Nel Parco dei Mughetti parte “Ro-Ro-Ba”: cittadini coinvolti nel monitoraggio degli uccelli

Al via il censimento partecipato di rondini, rondoni e balestrucci nei Comuni del territorio per tutelare la biodiversità

Con l’arrivo della primavera, nei cieli del Parco dei Mughetti tornano rondini, rondoni e balestrucci. Proprio a queste specie è dedicato “Ro-Ro-Ba”, un nuovo progetto di monitoraggio che punta a coinvolgere direttamente i cittadini nella raccolta di dati sui nidi presenti sul territorio.

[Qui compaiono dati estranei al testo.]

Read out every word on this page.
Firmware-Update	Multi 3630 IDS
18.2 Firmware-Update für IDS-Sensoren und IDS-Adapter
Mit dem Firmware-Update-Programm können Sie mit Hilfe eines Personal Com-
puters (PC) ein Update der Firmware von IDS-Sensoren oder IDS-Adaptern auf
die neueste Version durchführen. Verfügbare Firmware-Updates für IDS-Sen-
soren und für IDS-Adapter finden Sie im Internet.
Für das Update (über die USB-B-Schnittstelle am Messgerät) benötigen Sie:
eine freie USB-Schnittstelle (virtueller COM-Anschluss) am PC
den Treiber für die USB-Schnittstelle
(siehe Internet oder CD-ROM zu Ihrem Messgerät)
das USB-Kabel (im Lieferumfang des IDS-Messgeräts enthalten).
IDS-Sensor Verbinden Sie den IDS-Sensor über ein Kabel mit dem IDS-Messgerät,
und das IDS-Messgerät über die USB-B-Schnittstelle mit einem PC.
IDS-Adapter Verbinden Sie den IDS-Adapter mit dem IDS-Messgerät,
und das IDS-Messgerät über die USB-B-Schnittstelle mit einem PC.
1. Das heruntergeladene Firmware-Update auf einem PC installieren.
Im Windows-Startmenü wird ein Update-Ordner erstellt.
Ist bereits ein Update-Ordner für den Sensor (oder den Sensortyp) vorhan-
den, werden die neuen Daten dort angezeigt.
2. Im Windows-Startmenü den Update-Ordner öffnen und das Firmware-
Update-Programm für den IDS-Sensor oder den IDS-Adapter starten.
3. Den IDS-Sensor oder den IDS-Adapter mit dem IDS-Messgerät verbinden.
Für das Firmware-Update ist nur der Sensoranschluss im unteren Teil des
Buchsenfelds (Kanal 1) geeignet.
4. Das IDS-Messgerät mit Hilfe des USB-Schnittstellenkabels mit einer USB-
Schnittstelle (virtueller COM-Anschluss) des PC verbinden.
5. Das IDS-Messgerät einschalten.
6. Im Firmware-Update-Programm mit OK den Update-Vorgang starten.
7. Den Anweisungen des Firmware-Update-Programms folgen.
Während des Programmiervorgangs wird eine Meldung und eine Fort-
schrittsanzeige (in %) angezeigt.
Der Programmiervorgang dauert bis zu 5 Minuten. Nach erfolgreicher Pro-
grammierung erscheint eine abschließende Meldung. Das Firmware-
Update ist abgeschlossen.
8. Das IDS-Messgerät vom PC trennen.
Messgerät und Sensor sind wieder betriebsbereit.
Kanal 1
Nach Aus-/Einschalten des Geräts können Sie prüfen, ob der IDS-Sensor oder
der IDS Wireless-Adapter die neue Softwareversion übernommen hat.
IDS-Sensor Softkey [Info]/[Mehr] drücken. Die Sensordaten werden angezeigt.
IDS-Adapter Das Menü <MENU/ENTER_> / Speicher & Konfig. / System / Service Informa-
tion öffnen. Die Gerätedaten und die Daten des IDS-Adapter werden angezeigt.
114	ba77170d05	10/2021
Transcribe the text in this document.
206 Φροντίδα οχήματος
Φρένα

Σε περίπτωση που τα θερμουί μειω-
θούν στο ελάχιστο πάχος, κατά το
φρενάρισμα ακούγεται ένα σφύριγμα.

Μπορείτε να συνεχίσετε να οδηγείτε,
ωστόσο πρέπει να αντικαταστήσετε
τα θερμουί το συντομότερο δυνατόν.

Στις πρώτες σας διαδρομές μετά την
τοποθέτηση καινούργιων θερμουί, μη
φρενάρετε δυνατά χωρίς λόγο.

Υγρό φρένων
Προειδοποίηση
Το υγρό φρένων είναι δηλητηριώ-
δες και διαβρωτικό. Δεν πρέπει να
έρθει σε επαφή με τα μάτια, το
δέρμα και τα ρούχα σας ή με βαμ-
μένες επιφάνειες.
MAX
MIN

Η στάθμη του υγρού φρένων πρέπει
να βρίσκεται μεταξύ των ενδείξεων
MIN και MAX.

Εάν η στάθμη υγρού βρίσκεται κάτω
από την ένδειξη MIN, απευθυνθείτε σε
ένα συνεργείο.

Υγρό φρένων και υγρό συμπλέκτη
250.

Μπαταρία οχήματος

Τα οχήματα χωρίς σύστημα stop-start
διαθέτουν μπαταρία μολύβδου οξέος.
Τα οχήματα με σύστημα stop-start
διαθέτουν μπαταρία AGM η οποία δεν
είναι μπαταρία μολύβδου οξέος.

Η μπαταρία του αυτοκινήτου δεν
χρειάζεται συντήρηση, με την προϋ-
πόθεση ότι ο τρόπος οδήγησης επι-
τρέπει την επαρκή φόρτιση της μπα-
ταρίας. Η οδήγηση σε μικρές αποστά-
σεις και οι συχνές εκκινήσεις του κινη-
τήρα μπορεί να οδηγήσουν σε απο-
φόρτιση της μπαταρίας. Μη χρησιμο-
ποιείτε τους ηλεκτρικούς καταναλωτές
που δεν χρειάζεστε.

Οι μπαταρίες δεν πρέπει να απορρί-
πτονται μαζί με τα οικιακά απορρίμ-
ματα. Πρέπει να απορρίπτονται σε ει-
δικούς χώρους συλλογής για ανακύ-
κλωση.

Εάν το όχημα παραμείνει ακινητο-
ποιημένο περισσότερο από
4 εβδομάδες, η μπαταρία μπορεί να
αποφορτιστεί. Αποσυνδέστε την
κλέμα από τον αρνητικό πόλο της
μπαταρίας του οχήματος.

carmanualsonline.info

L’iniziativa interessa i Comuni di Origgio, Uboldo, Gerenzano e Cerro Maggiore, dove i residenti potranno contribuire segnalando la presenza di nidi attraverso un modulo online. L’obiettivo è costruire una mappatura il più possibile completa, affiancando il lavoro dei volontari impegnati nel monitoraggio scientifico.

Si tratta di un’attività importante non solo per conoscere la diffusione di queste specie, ma anche per proteggerle in una fase delicata come quella della nidificazione, sempre più minacciata dai cambiamenti ambientali e dalla trasformazione degli spazi urbani e rurali.

Per facilitare la partecipazione, il Parco ha diffuso alcune indicazioni utili per riconoscere i nidi. Le rondini costruiscono strutture aperte a forma di mezza coppa, spesso sotto le travi; i rondoni, invece, nidificano in cavità difficili da individuare, sotto tetti e gronde, rendendosi visibili soprattutto in volo; i balestrucci realizzano nidi più chiusi e tondeggianti, con una piccola apertura.

Accanto al contributo dei cittadini, il progetto prevede anche un monitoraggio diretto nelle cascine e nelle aziende agricole, dove i volontari del Parco svolgeranno attività di osservazione sul campo.

L’invito è aperto a tutti: partecipare al censimento significa contribuire concretamente alla tutela della biodiversità locale e alla conoscenza di specie simbolo della stagione primaverile.